Septal deviation and nasal resistance: An investigation using virtual surgery and computational fluid dynamics.

Abstract

Septal deviation is an extremely common anatomic variation in healthy adults. However, there are no standard criteria to determine when a deviated septum is clinically relevant. Presently, selection of patients for septoplasty is based on mostly clinical examination, which is prone to observer bias and may lead to unsuccessful treatment. The objective of this article is twofold. First, we investigate whether the location of a septal deviation within the nasal passages affects nasal resistance. Second, we test whether computer simulations are consistent with rhinomanometry studies in predicting that anterior septal deviations increase nasal resistance more than posterior deviations.

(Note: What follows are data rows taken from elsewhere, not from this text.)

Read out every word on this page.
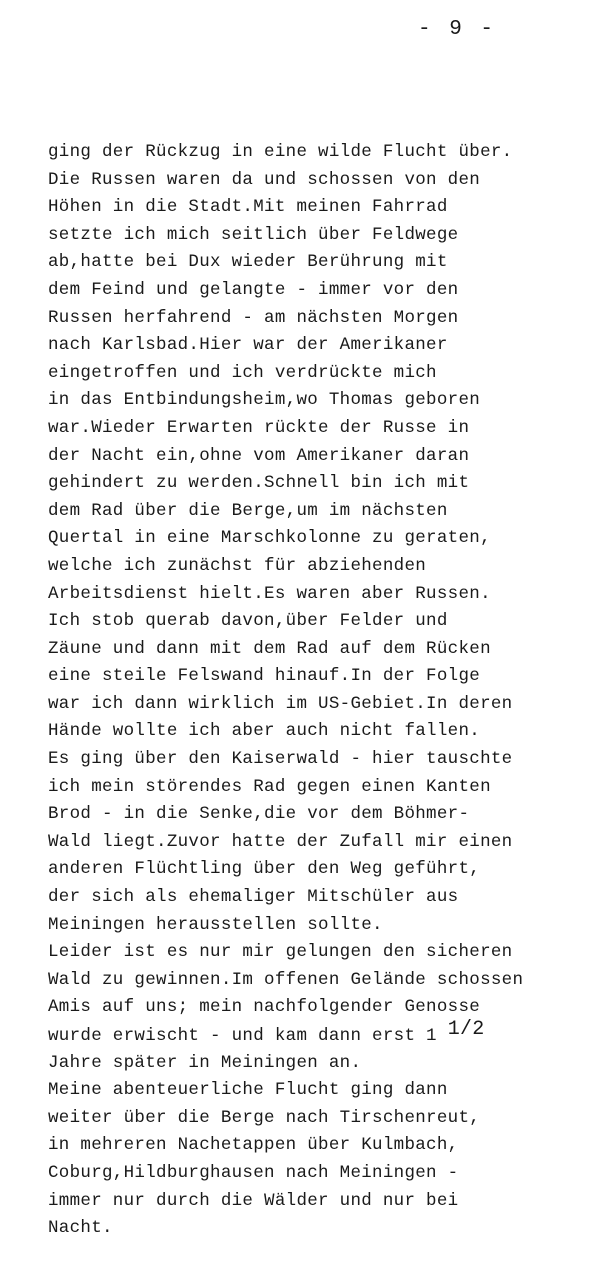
- 9 -
ging der Rückzug in eine wilde Flucht über.
Die Russen waren da und schossen von den
Höhen in die Stadt.Mit meinen Fahrrad
setzte ich mich seitlich über Feldwege
ab,hatte bei Dux wieder Berührung mit
dem Feind und gelangte - immer vor den
Russen herfahrend - am nächsten Morgen
nach Karlsbad.Hier war der Amerikaner
eingetroffen und ich verdrückte mich
in das Entbindungsheim,wo Thomas geboren
war.Wieder Erwarten rückte der Russe in
der Nacht ein,ohne vom Amerikaner daran
gehindert zu werden.Schnell bin ich mit
dem Rad über die Berge,um im nächsten
Quertal in eine Marschkolonne zu geraten,
welche ich zunächst für abziehenden
Arbeitsdienst hielt.Es waren aber Russen.
Ich stob querab davon,über Felder und
Zäune und dann mit dem Rad auf dem Rücken
eine steile Felswand hinauf.In der Folge
war ich dann wirklich im US-Gebiet.In deren
Hände wollte ich aber auch nicht fallen.
Es ging über den Kaiserwald - hier tauschte
ich mein störendes Rad gegen einen Kanten
Brod - in die Senke,die vor dem Böhmer-
Wald liegt.Zuvor hatte der Zufall mir einen
anderen Flüchtling über den Weg geführt,
der sich als ehemaliger Mitschüler aus
Meiningen herausstellen sollte.
Leider ist es nur mir gelungen den sicheren
Wald zu gewinnen.Im offenen Gelände schossen
Amis auf uns; mein nachfolgender Genosse
wurde erwischt - und kam dann erst 1 1/2
Jahre später in Meiningen an.
Meine abenteuerliche Flucht ging dann
weiter über die Berge nach Tirschenreut,
in mehreren Nachetappen über Kulmbach,
Coburg,Hildburghausen nach Meiningen -
immer nur durch die Wälder und nur bei
Nacht.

A three-dimensional computational model of a healthy nose was created from computed tomography scans. Geometry-deforming software was used to produce models with septal deviations. Computational fluid dynamics techniques were used to simulate nasal airflow and compute nasal resistance. Our results revealed that the posterior nasal cavity can accommodate significant septal deviations without a substantial increase in airway resistance. In contrast, a deviation in the nasal valve region more than doubled nasal resistance. These findings are in good agreement with the rhinomanometry literature and with the observation that patients with anterior septal deviations benefit the most from septoplasty. In the model, anterior septal deviations increased nasal resistance more than posterior deviations. This suggests, in agreement with the literature, that other causes of nasal obstruction (dysfunction of the nasal valve, allergy, etc.) should be carefully considered in patients with posterior septal deviations because such deviations may not affect nasal resistance. This study illustrates how computational modeling and virtual manipulation of the nasal geometry are useful to investigate nasal physiology.